To try and solve that we be played a bit with generating more realistic synthetic data. Specifically we placed the synthetic faces on real people and blending occlusions back. That way we can still utilize the accuracy of synthetic data with more realistic images.
While using the blended data resulted in some additional robustness, we found that it does not fully mimic real data and still results in some artifacts. This made us decide to try and directly utilize the real data to get extra robustness to those patterns.

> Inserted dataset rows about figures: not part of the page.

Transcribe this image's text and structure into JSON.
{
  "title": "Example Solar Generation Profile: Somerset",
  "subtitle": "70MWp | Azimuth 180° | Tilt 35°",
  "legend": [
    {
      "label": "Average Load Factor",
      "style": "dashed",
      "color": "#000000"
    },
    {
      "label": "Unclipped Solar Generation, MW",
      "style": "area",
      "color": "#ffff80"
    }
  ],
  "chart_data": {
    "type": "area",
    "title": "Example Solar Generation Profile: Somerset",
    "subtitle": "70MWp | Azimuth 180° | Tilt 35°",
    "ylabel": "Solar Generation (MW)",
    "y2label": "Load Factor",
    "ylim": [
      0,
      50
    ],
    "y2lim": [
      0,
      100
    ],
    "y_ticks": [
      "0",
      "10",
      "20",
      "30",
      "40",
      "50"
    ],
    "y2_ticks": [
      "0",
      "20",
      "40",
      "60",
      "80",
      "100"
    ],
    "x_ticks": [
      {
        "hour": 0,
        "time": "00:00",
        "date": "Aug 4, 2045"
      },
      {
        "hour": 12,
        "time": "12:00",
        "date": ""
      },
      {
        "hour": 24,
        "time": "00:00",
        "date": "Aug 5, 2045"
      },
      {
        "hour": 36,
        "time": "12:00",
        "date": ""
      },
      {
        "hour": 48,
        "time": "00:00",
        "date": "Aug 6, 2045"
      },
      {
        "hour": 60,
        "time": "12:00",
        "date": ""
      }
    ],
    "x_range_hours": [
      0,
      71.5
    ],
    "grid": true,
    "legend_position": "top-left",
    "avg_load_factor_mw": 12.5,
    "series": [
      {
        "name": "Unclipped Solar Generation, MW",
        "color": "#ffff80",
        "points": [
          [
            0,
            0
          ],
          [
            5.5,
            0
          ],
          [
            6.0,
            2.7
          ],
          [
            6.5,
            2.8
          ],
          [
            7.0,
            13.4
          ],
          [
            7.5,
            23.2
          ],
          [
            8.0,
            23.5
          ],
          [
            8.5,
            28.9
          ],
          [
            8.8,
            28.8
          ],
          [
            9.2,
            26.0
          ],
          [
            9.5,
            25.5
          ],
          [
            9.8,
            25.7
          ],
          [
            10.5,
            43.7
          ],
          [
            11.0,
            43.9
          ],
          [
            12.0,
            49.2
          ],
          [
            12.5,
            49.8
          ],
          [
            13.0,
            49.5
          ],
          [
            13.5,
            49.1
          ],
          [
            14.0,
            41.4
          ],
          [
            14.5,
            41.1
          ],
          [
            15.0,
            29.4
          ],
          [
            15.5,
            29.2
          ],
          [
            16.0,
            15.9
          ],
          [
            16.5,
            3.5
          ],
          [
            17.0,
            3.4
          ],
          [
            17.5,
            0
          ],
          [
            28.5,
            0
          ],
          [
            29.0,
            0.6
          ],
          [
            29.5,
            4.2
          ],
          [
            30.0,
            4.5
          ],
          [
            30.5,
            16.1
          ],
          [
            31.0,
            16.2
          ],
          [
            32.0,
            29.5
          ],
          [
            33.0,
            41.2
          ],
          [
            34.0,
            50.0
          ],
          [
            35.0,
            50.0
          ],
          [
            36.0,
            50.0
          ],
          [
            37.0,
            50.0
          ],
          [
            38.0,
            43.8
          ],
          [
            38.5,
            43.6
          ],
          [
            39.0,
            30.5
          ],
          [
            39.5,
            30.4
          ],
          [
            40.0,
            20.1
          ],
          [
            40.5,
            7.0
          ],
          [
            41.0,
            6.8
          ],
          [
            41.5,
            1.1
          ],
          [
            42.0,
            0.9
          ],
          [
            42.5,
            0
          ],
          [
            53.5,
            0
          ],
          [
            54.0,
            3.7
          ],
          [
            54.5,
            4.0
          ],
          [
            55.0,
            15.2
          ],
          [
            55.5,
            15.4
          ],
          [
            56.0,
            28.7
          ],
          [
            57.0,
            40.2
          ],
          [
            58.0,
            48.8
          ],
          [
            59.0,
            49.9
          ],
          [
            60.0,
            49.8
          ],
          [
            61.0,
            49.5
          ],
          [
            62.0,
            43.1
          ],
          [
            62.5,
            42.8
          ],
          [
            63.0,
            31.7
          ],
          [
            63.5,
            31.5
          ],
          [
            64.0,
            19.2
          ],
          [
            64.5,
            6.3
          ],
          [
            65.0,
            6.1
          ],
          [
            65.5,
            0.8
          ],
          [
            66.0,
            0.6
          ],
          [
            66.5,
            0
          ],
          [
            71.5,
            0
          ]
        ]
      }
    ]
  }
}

While using rendering losses is a great way to learn geometry from real data without labels, we realized what we really want from real data is only to learn the face region and not the geometry. To achieve that we simply added an auxiliary task of predicting a segmentation map for the head region (0, 1 values). While the geometry maps were trained only from synthetic images, the segmentation task was trained on both synthetic and real data fitted with a simple 3DMM, allowing the model to see many real images during training. This simple scheme was able to reduce most of the artifacts we have encountered 🙃.
Ah, neat! Thanks for the detailed explanation.
As this uses the pix2pix pipeline, I'm curious to how unlabelled real images were incorporated during training. Did you fit the synthetic dataset to some real life face dataset like CelebA as done by Sengupta et al. in SfSNet ?
Edit: It also looks like your new model is more robust to occlusions than the previous one.